The READ SUB-CHANNEL command will hand you Q all right, you just don't
have any idea where exactly that Q came from. The command was
intended for getting rough positioning information from audio discs
that are paused or playing. This is audio; missing by several sectors
is a tiny fraction of a second.
- Older CDROM drives tended not to expect 'READ SUB-CHANNEL' unless
the drive was playing audio; calling it during data reads could crash
the drive and lock up the system. I had one of these drives (Apple
803i, actually a repackaged Sony CD-8003).
- MMC-2 *does* give a way to retrieve the Q subchannel along with
user data in the READ CD command. Although the drive is required to
recognize the fetaure, it is allowed to simply return zeroes
(effectively leaving the feature unimplemented). Guess how many
drives actually implement this feature: not many.
- Assuming you *can* get back the subchannel, most CDROM drives seem
to understand audio discs primarily at the "little frame" level; thus
sector-level structures aren't reliable. One might get a reassembled
subQ, but if the read began in the middle of a sector (or dropped a
little frame in the middle; many do), the subQ is likely corrupt and
useless.
As reassembling uncorrupted frames is easy without the subchannel, and
corrupted reads likely result in a corrupted subchannel too,
cdparanoia treats the subchannel as more trouble than it's worth
(during verification).
At least one other package (Exact Audio Copy for Win32) manages to use
the subchannel to enhance the Table of Contents information.

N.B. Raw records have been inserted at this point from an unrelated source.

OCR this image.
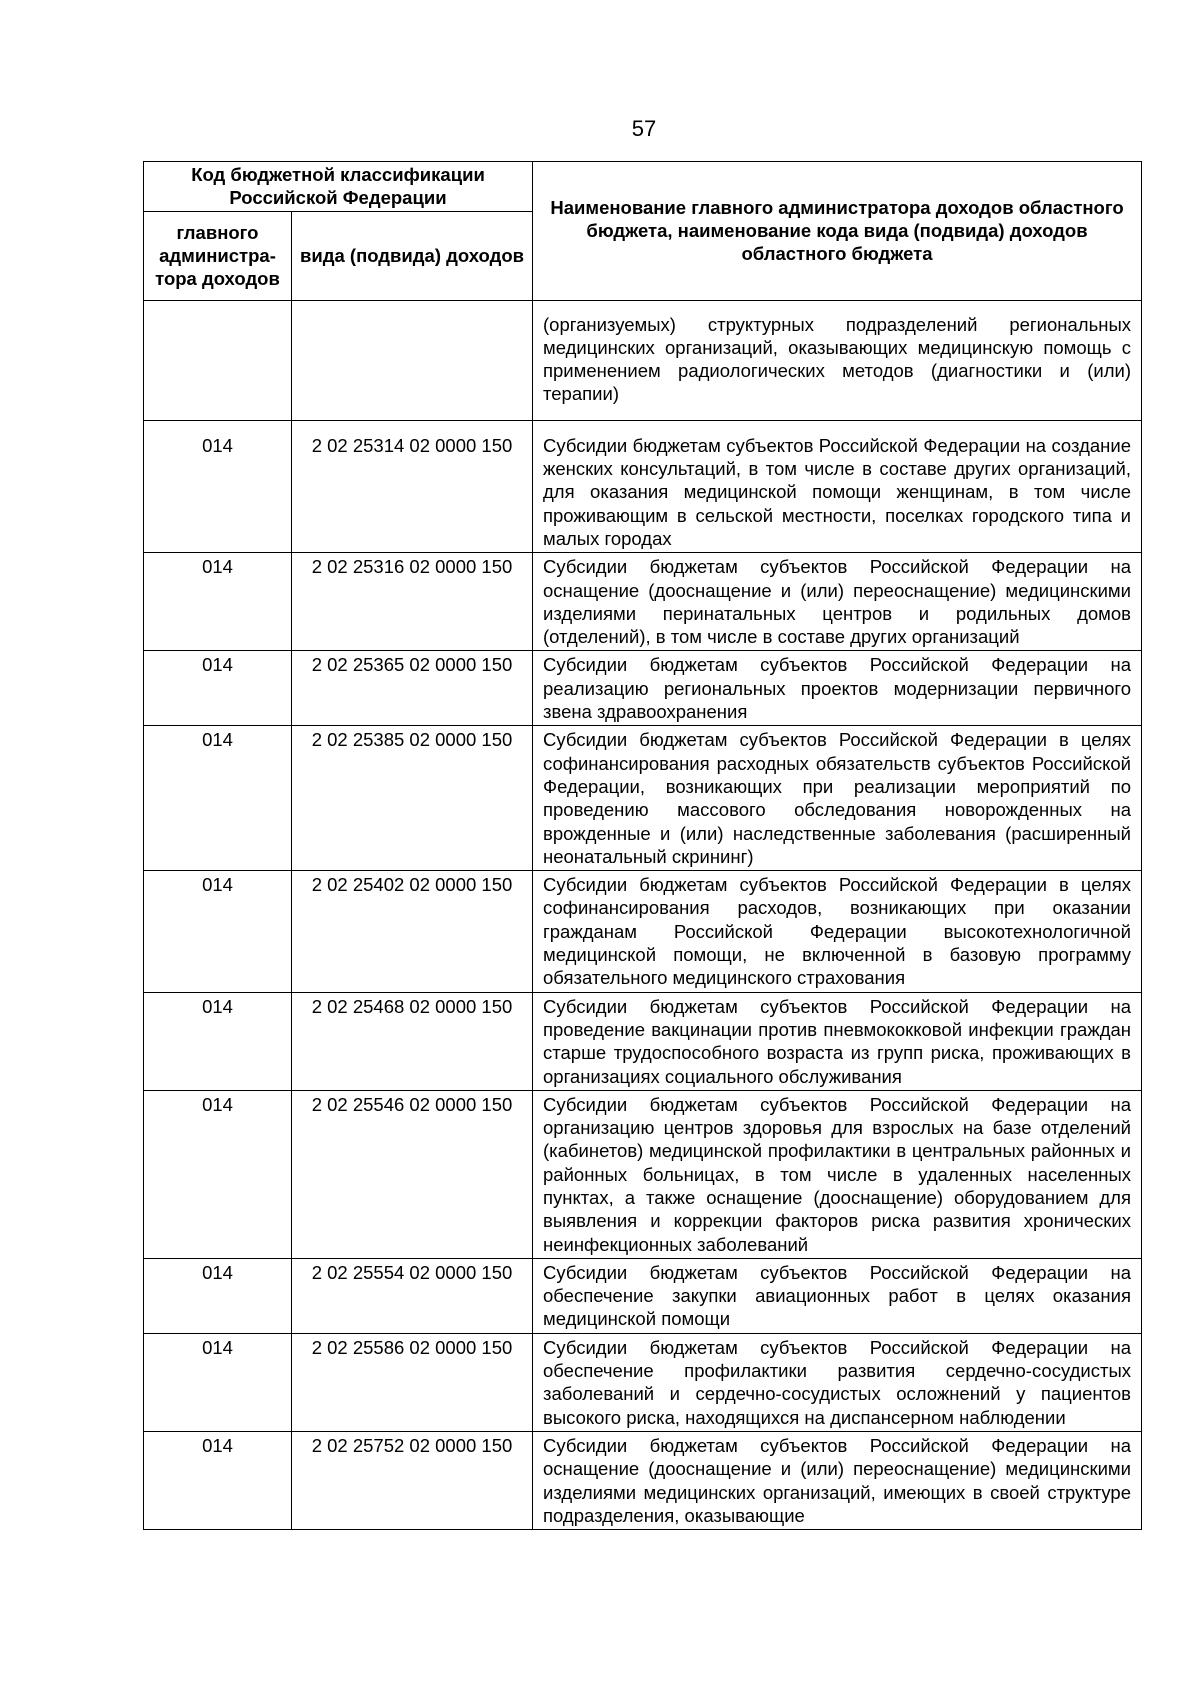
57
Код бюджетной классификации Российской Федерации		Наименование главного администратора доходов областного бюджета, наименование кода вида (подвида) доходов областного бюджета
главного администра-тора доходов	вида (подвида) доходов	
		(организуемых) структурных подразделений региональных медицинских организаций, оказывающих медицинскую помощь с применением радиологических методов (диагностики и (или) терапии)
014	2 02 25314 02 0000 150	Субсидии бюджетам субъектов Российской Федерации на создание женских консультаций, в том числе в составе других организаций, для оказания медицинской помощи женщинам, в том числе проживающим в сельской местности, поселках городского типа и малых городах
014	2 02 25316 02 0000 150	Субсидии бюджетам субъектов Российской Федерации на оснащение (дооснащение и (или) переоснащение) медицинскими изделиями перинатальных центров и родильных домов (отделений), в том числе в составе других организаций
014	2 02 25365 02 0000 150	Субсидии бюджетам субъектов Российской Федерации на реализацию региональных проектов модернизации первичного звена здравоохранения
014	2 02 25385 02 0000 150	Субсидии бюджетам субъектов Российской Федерации в целях софинансирования расходных обязательств субъектов Российской Федерации, возникающих при реализации мероприятий по проведению массового обследования новорожденных на врожденные и (или) наследственные заболевания (расширенный неонатальный скрининг)
014	2 02 25402 02 0000 150	Субсидии бюджетам субъектов Российской Федерации в целях софинансирования расходов, возникающих при оказании гражданам Российской Федерации высокотехнологичной медицинской помощи, не включенной в базовую программу обязательного медицинского страхования
014	2 02 25468 02 0000 150	Субсидии бюджетам субъектов Российской Федерации на проведение вакцинации против пневмококковой инфекции граждан старше трудоспособного возраста из групп риска, проживающих в организациях социального обслуживания
014	2 02 25546 02 0000 150	Субсидии бюджетам субъектов Российской Федерации на организацию центров здоровья для взрослых на базе отделений (кабинетов) медицинской профилактики в центральных районных и районных больницах, в том числе в удаленных населенных пунктах, а также оснащение (дооснащение) оборудованием для выявления и коррекции факторов риска развития хронических неинфекционных заболеваний
014	2 02 25554 02 0000 150	Субсидии бюджетам субъектов Российской Федерации на обеспечение закупки авиационных работ в целях оказания медицинской помощи
014	2 02 25586 02 0000 150	Субсидии бюджетам субъектов Российской Федерации на обеспечение профилактики развития сердечно-сосудистых заболеваний и сердечно-сосудистых осложнений у пациентов высокого риска, находящихся на диспансерном наблюдении
014	2 02 25752 02 0000 150	Субсидии бюджетам субъектов Российской Федерации на оснащение (дооснащение и (или) переоснащение) медицинскими изделиями медицинских организаций, имеющих в своей структуре подразделения, оказывающие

I don't
know if this only works on MMC-2 drives that support returning Q with
READ CD, but I think I'm going to revisit using the subchannel for
extra TOC information.
Why don't you implement CDDB? A GUI? Four million other features I want?
Too many features spoil the broth. "Software is not perfect when
there is nothing left to add, but rather when there is nothing
extraneous left to take away." The goal of cdparanoia is perfect,
rock-solid audio from every capable cdrom on every platform. As this
goal has not yet been met, I'm uninterested in adding unrelated
capability to the core engine.
Several GUIs that incorporate cdparanoia already exist; I'm in the
process of compiling a list (see the links
page). Other software that implements new features by wrapping
around cdpar anoia (like CDDB lookup) also exist.
'Cdparanoia' will not play to sound cards (you can always pipe the
output to a WAV player), do MD5 signatures, read CD catalog or serial
numbers (this *is* a feature I plan to add), search indexes, do rate
reduction (use Sox, Ogg or a million others), or generally make use of
the maximum speed available from a CDROM drive.
If your CDROM drive is *not* prone to jitter and you don't have
scratched discs to worry about, you might want to look at the original
cdda2wav for
features cdparanoia does not have. Keep in mind however that even the
really good drives do occasionally stumble. I know of at least one
cdparanoia user who insists on using full paranoia with his Plextor
UltraPlex because it once botched a single sector from a rip; he'd already
burned the track to several CD-Rs before noticing...